A key thing to know about Taylor–other than that he is a virulent racist–is that he pronounces whites wuh-hites, with extra emphasis on the h. “We have very good data on this subject, going back 100 years now,” said Taylor. “It’s very, very clear that Asians have the highest IQ, then wuh-hites, then Hispanics, then blacks.” Taylor went on like this, noting that the kinds of bacteria that make up a person’s mouth could be used to determine their race, that there was a reason that Haiti and Africa were both poor. The idea that race is a social construct, he said, “is so wrong and so stupid that only very intelligent people could convince themselves of it.” It was the most apt–and ironic–thing that any of them, including Taylor, a Yale graduate, said all afternoon.
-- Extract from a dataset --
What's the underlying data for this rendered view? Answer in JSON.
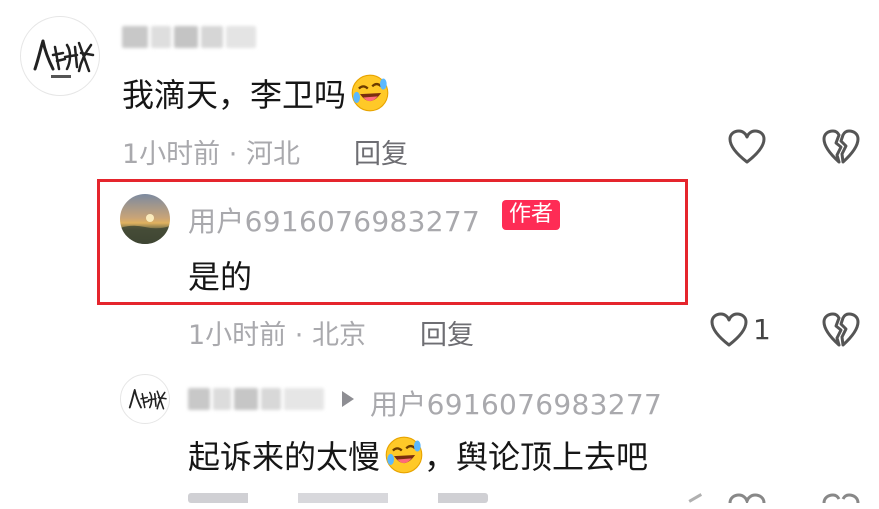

If there were ever any real security concerns, they never materialized. In all, the event lasted over two hours, and most of the question-and-answer segment was taken up by alt-right supporters and members of the media asking about Vladimir Putin and Donald Trump. Spencer was happy to oblige. “I don’t think our support of Trump is really about policy at the end of the day. It’s about style over substance. Because, you know, policy, what does that really matter? I think it’s really about Trump’s style, the fact that he doesn’t back down, the fact that he’s willing to confront his enemies, especially on the left . . . you look at that and think, this is what a leader looks like, this is what we want,” he said. “He seems to be willing to go there. He seems to be willing to confront people. That’s very different than a cuckold.”